Yet only yesterday it seemed that all was black for the Greek shipping heiress and her former ship-chartering agent. Friends were certain she would find life in Moscow, and thus the marriage, dreary. Fortunately, they proved only half right. Christina indeed grew tired of the Moscow subways and open-air Soviet markets—hence her constant flights to Paris, Monte Carlo, St. Moritz. But then in the middle of last winter's record-breaking 45°-below-zero freeze in Moscow—which claimed the life of the couple's new Mercedes—Sergei's precious traveling visa finally came through. Ever since (except for a two-week stay in June to renew his papers) they have been in Europe and, reportedly, in bliss. "She has become more extraverted," says a close friend. "Though sometimes she may complain that she is not intelligent enough or that she is too fat, she has come out of her shell.

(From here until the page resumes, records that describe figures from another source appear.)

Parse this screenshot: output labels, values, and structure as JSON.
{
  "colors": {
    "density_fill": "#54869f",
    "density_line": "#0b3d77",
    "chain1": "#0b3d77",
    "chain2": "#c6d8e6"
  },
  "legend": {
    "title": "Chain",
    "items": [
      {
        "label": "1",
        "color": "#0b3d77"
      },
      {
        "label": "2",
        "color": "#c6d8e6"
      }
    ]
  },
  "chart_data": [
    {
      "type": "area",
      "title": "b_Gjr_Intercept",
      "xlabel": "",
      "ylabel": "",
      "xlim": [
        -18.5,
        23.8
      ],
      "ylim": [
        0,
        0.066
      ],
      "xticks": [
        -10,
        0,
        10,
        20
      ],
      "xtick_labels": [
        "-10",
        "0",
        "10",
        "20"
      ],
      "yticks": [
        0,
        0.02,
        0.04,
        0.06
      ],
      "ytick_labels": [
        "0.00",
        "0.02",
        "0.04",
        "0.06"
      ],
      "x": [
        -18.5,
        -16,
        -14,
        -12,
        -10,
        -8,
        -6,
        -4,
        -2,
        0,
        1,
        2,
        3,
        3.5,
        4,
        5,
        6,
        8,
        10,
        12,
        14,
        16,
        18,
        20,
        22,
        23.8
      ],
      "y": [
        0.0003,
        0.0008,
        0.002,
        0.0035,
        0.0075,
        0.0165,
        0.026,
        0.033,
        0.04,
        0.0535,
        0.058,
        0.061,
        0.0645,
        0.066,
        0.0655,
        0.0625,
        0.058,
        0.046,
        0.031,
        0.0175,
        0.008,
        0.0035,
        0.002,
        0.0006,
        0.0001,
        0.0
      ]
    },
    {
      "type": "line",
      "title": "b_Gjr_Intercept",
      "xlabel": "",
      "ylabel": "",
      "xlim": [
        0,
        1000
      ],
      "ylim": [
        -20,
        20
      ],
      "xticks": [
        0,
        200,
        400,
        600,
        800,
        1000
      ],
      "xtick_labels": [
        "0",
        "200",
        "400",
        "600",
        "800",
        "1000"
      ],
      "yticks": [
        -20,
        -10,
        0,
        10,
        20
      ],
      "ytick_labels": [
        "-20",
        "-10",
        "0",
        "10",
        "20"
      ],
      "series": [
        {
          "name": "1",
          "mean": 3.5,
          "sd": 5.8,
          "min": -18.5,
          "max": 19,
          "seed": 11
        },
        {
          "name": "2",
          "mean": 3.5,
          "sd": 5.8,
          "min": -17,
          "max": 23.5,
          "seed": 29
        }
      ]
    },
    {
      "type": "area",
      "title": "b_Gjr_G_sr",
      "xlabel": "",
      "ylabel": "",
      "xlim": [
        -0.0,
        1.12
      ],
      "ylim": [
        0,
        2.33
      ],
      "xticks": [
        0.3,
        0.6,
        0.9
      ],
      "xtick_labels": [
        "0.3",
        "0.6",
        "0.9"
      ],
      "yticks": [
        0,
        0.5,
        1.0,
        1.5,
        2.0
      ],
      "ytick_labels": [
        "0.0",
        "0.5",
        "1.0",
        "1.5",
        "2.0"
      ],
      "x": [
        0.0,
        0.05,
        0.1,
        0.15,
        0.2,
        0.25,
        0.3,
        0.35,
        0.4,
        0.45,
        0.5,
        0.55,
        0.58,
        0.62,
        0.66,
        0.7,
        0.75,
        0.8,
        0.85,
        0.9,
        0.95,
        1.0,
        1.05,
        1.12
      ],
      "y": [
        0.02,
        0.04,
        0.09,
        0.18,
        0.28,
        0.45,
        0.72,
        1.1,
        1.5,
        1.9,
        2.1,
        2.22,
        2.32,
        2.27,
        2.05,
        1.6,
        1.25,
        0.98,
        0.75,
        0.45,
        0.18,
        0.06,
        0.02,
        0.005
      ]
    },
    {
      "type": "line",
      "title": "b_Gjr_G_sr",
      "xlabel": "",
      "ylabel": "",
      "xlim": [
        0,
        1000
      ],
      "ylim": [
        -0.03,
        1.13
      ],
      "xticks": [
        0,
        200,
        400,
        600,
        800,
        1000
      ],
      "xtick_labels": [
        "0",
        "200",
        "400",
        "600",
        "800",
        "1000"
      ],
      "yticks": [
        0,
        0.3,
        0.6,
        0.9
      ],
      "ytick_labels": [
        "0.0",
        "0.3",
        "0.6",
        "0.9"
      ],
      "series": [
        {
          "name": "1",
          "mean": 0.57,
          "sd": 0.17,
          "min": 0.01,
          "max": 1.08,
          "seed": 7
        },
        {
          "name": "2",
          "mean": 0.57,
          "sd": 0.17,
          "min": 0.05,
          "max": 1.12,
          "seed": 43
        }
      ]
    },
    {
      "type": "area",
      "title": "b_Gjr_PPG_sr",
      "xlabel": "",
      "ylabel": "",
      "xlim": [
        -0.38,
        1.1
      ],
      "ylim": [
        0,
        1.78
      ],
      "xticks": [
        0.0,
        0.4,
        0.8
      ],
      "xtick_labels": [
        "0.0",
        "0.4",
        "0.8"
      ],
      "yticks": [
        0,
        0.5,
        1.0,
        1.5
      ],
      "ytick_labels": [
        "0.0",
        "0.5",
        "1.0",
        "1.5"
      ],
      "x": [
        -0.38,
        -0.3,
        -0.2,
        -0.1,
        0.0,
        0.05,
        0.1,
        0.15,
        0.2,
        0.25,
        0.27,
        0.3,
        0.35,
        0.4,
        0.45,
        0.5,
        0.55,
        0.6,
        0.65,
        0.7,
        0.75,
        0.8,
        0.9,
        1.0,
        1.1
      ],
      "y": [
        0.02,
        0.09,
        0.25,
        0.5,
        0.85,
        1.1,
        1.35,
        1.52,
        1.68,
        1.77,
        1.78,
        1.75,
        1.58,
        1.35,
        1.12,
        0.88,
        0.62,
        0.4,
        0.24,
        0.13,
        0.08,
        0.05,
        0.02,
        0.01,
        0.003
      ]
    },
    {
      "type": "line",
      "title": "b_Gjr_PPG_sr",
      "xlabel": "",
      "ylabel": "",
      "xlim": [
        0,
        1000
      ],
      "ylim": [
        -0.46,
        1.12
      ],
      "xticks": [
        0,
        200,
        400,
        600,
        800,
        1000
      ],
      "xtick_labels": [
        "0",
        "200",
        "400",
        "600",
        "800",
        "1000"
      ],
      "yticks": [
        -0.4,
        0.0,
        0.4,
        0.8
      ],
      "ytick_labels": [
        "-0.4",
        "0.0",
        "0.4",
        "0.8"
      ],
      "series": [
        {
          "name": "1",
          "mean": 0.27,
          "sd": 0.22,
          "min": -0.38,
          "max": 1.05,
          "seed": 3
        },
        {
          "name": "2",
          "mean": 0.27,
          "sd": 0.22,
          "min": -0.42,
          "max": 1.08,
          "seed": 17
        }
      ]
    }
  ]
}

She's the Madame now, and people call her that. She's the boss."
Yet Christina's Bolshevik still seems to be somewhat baffled by life on Skorpios, where the day centers on a swollen four-hour siesta between a two-hour lunch in the Pink Villa at 3 and cocktails at 9 at the Hill. Evenings are spent viewing videotapes, which Christina changes until one takes her fancy (a recent favorite: Frank Sinatra in The Detective). Twice a week resident revelers—some of the anniversary guests will stay until autumn—cruise by yacht to a picnic on nearby Lefkada. There, reports one participant, "Servants dressed in white with black ties and trouser cuffs rolled up so they don't get wet serve lunch for 30 on the beach. The scene reminds one of rich Americans around 1900."
Sergei would rather talk business. He has become a trusted adviser to Christina on managing her $500 million empire—and his labors of love are not lost. His present from Christina: a $6.5 million cargo ship of his very own, the Danila. So, when ill at ease amid the Onassis pomp and glitter, "He keeps quiet," a Skorpios guest observes with a wink. "But soon he'll feel right at home."
By the special, sybaritic standards of Skorpios, where guests leave parties only when the seasons change and huge stereo systems pipe classical music to the cows (it is said to sweeten the milk), the scene was positively un-splashy. Following orders, all 22 guests at the first-anniversary party of Christina Onassis, 28 (in a white dress), and third husband Sergei Kauzov, 38 (in white shirt and slacks), came in whites. So did the dinner. In the white living room of the Hill Villa (most gigantic of her three island mansions), they were served fish in white sauce and salad covered with hard-boiled egg whites, sipped white wine and finished with a snow-white cake (prepared by the French chef Christina whisked away from the fallen Shah of Iran). The color code, alas, was broken for black caviar—a bow to Sergei's mother country—but no matter: Christina, everyone agreed, was happy at last. As one of her guests put it: "Strangely enough, she seems to have found herself with this mysterious but charming Muscovite."